Hi and thanks for the quick reply.
Do you mean that while performing calculations, the RSA peripheral internally repeatedly accesses the memory and that is what causes the slowdown?
I have compared with the original ESP32 as well, but apart from the new modular exponention settings that can significantly speed up such operations, I see normal modular multiplications are around 50% slower on the ESP32-S2 than the ESP32, which then means 75% slower on the ESP32-S3/C3 than the ESP32. On ESP32, a 64 word modular multiplication (2048 bits) runs in 28 microseconds at 160 MHz and 19 microseconds at 240 MHz.
Let me explain some more background info. I'm working on an ECC library for the ESP32 that I intend to make public since I see a lack of efficient ECC implementations both in esp-idf and publicly available online. Mbedtls with the "hw-accelerated" ports in the esp-idf are absurdly slow (like 100 ms or so for Curve25519). Right now I have variable base implementations (i.e. shared secret calculations) for Curve25519 and P-256 written that runs in 7 ms and 8 ms respectively on the ESP32-S2 and fixed base implementations (i.e. keygen) that are ~60% faster. I am now about to write implementations for the original ESP32 as well, which I expect to be ~50% faster after making some timing experiments.

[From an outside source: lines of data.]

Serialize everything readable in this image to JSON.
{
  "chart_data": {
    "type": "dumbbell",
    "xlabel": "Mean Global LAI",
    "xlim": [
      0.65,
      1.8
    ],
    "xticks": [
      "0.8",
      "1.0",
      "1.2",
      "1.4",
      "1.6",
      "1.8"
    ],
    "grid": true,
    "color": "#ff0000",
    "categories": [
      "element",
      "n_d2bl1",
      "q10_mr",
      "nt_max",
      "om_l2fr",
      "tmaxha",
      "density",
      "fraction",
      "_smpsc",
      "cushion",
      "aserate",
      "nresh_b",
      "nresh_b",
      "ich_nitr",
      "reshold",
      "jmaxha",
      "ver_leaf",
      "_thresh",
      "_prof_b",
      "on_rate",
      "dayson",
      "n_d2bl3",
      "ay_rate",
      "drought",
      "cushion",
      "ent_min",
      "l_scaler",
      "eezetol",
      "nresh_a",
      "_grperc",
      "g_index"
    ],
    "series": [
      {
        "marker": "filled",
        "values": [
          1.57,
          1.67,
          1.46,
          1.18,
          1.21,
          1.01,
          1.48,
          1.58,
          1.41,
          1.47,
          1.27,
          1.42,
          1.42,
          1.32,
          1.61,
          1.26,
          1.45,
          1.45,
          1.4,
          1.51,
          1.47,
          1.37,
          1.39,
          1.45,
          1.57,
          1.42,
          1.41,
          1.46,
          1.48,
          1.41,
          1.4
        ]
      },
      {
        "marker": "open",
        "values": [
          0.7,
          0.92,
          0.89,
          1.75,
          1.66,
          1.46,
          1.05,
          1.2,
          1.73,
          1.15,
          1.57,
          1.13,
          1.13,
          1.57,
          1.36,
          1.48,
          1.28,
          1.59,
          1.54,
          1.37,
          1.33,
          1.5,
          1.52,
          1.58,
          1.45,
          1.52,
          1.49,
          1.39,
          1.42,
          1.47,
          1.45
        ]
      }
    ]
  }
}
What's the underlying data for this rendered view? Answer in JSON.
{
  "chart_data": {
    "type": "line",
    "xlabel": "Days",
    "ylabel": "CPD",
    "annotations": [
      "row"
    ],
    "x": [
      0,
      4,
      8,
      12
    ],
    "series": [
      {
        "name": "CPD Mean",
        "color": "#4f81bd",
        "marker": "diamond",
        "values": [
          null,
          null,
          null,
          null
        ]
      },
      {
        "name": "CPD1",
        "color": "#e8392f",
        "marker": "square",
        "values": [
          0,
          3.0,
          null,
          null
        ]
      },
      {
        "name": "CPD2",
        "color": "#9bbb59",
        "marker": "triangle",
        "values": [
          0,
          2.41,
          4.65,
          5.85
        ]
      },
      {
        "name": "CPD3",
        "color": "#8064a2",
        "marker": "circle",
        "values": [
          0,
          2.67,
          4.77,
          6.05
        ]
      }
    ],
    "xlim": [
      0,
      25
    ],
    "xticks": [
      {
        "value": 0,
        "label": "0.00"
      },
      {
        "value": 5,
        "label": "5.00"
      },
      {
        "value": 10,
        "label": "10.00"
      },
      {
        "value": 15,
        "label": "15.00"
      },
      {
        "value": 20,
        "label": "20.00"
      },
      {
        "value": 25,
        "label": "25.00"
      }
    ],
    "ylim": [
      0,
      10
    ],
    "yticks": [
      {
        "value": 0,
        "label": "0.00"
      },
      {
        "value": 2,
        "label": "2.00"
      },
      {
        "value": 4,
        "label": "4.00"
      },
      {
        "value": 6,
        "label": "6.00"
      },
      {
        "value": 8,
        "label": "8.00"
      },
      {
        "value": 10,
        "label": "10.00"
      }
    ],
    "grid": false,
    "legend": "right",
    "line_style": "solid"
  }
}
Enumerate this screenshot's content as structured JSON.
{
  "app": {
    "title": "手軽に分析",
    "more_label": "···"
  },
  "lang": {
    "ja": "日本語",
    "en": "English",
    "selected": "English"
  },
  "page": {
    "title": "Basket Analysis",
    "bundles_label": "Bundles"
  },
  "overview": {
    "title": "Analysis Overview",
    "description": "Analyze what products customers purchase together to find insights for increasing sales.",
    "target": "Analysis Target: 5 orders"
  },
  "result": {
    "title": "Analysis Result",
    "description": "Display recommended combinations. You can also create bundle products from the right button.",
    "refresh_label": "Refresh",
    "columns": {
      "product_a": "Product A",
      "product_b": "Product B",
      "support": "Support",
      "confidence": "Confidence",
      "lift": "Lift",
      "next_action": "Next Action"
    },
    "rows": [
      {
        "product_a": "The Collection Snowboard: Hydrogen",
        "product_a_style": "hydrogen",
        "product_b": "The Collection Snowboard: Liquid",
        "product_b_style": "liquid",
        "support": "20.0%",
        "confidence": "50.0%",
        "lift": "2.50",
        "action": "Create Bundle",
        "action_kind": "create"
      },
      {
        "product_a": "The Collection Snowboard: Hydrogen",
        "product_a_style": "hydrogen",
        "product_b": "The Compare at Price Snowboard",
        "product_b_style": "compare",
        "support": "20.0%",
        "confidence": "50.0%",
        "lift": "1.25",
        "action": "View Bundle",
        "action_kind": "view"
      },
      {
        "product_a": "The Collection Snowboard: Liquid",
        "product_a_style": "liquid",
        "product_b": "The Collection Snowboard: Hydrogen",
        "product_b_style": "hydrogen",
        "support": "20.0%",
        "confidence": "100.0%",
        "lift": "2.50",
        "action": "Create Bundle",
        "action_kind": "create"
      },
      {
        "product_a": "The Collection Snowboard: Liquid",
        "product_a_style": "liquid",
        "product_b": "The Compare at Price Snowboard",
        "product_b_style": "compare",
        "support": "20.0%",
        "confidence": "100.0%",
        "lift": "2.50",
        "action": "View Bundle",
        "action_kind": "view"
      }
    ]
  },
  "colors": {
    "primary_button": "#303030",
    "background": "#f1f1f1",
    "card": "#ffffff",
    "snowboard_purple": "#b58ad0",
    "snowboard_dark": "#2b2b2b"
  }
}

There are three reasons the original ESP32 is faster:
First, on S2/S3/C3, the modular multiplication operation always performs two modular multiplications instead of one (including two montgomery reductions so the result is also multiplied by R^-2). So 50% of the multiplications will be "dummy" multiplications. On the ESP32 we can perform one single modular multiplication with Montgomery reduction (so the result will be multiplied by R^-1). According to the manual, I assume the rationale is to make it easier for users to multiply numbers without having to understand how to deal with "Montgomery classes", but this unfortunately takes a 50% performance hit. Because normally when you work with algorithms requiring modular multiplications, you multiply by R^2 initially to transform the numbers into "Montgomery classes" and then perfom thousands of modular multiplications with montgomery reduction (which creates a R^-1 factor every time), and at the end of the computation perform the final reduction to bring the number to a normal one. The approach described in the TRMs is to do this for every multiplication, which require twice as many multiplications. In the ESP32 manual, the user is told to manually perform these two steps, but for S2/S3/C3 this has unfortunately been hardcoded so that always two multiplications are performed. Fortunately, in a few cases in the ECC formulas there are A*B*C calculations performed where hence no dummy multiplication is needed, but these are few.
The second issue I have not found any solution to is that the time for transferring words to/from the RSA peripheral is significantly slower with S2/S3/C3 compared to the original ESP32. Writing/reading one word to/from the RSA_X_MEM, RSA_Y_MEM and so on takes something like 20 cpu cycles here vs 1 cpu cycle or so on ESP32. Since these memory locations are not double buffered, a lot of the time the RSA engine must stay idle while we transfer data. Around 40% of the time during an ECC calculation in ESP32-S2 is spent transferring data to/from the RSA peripheral. This time is even slower in S3/C3 since there we don't have the "PeriBus1" which seems slightly faster on S2 when reading from RSA_Z_MEM. On ESP32, the time spent during memory transfers is significantly lower, leading to a speedup of the overall ECC operation.
The third reason is that the RSA peripheral on ESP32 seems to change with the CPU clock frequency, so at 240 MHz, it will be 50% faster.
The only thing that makes ESP32 worse for ECC operations than the newer S2/S3/C3 is that the operand size is limited to multiples of 512 bits, but despite this fact, 256-bit ECC operations are still much faster on this platform than the newer chips.
Please let me know if there are some clock/peripheral bus settings I have missed, secret registers that perform only one modular multiplication instead of two, or whatever that could make my ECC calculations faster.
Thanks